Idea development and championing
Take each idea in turn and tell yourself that this is the most fabulous idea that anyone has ever had. Your job is to make it work, no matter what it takes. You can turn the volume up a little on the nagging cost/risk voice, but now you are in problem-solving mode. Find a solution to every negative that the black hat comes up with. Ask yourself the open question of power: "how could I make this work?" Don't ask the closed question of "will this work?" because that invites a false yes or no. We might drop a few stone-cold turkeys at this point, but we are really looking to give each idea the best chance it can have.
Judgement
Now we need to balance optimism against caution. Sift the ideas into bad, promising, dubious or whatever categories work for you.
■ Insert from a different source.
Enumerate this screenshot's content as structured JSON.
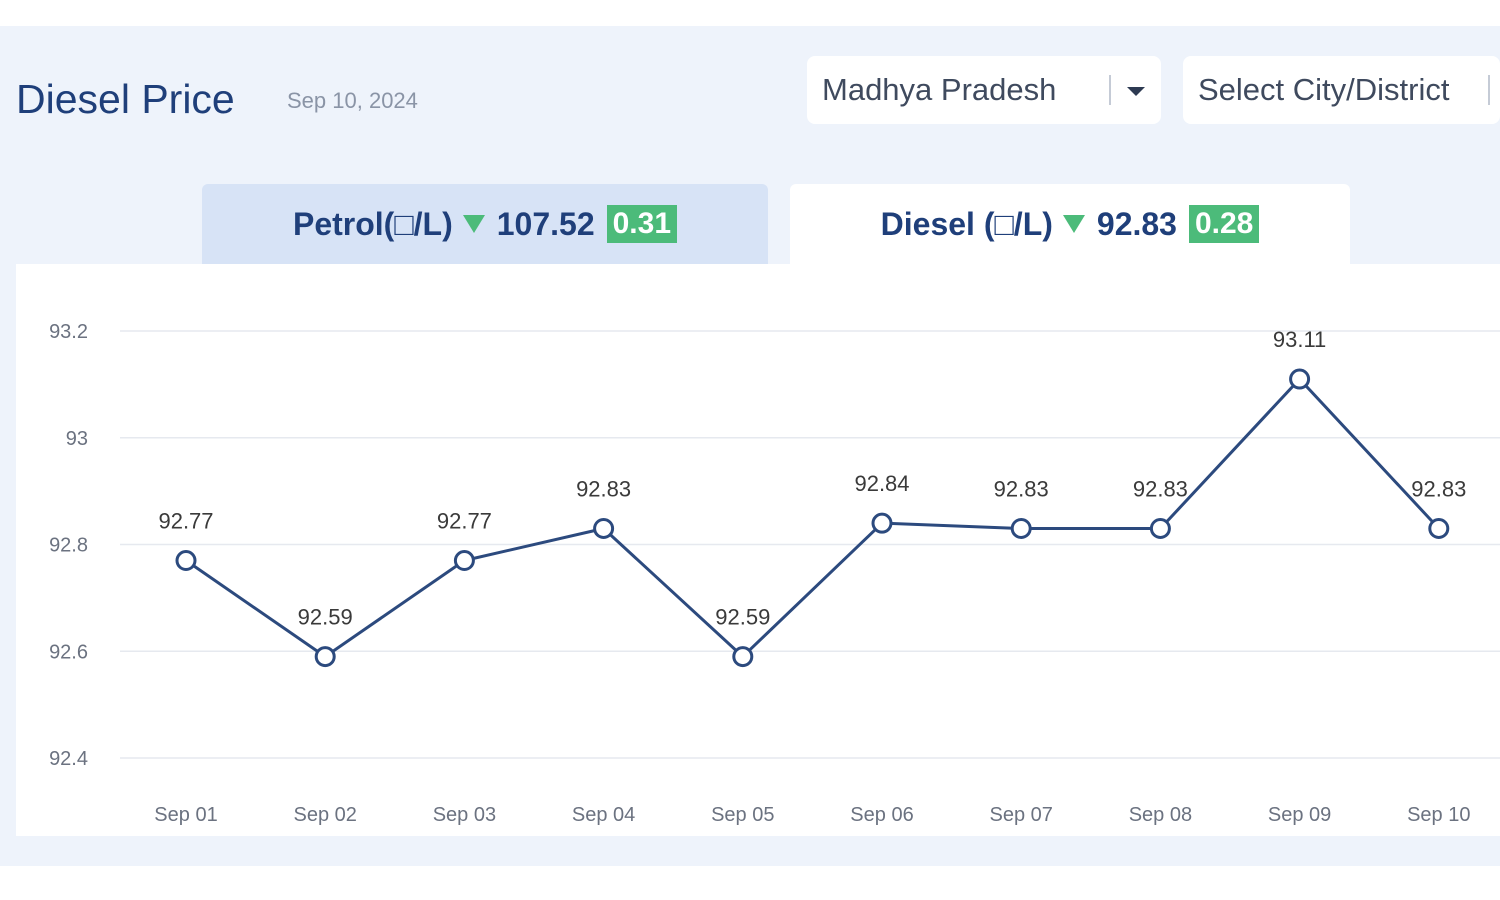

Prioritise. Rank them in order. Sometimes we emerge with just one gleaming idea. Sometimes we end up with several, or none. This is the first time we are allowed to talk openly about good vs bad ideas. This is when we need to make choices to filter lots of ideas down to one or two.
Stress-test to destruction
Now we put our black hat firmly on our heads for any remaining options. This is the time to be as cynical as we can be. We need to test the idea to breaking point. A weak idea will wilt at this stage, which is why we have saved this stage til nearly last. If we did this straight away, all of the ideas would probably fail. But by now our last few ideas left standing have a lot of positivity from the idea development stage. There might need to be some iteration between this stage and the preceding two until we can make a decision.
Execute
Now we go away and do it, secure in the knowledge that any idea that has survived this process ought to have something going for it. Solve any problems that come up. Keep testing, keep refining. Have faith in yourself.
The whole thing may sound long-winded but you get faster at it with practice. Honest.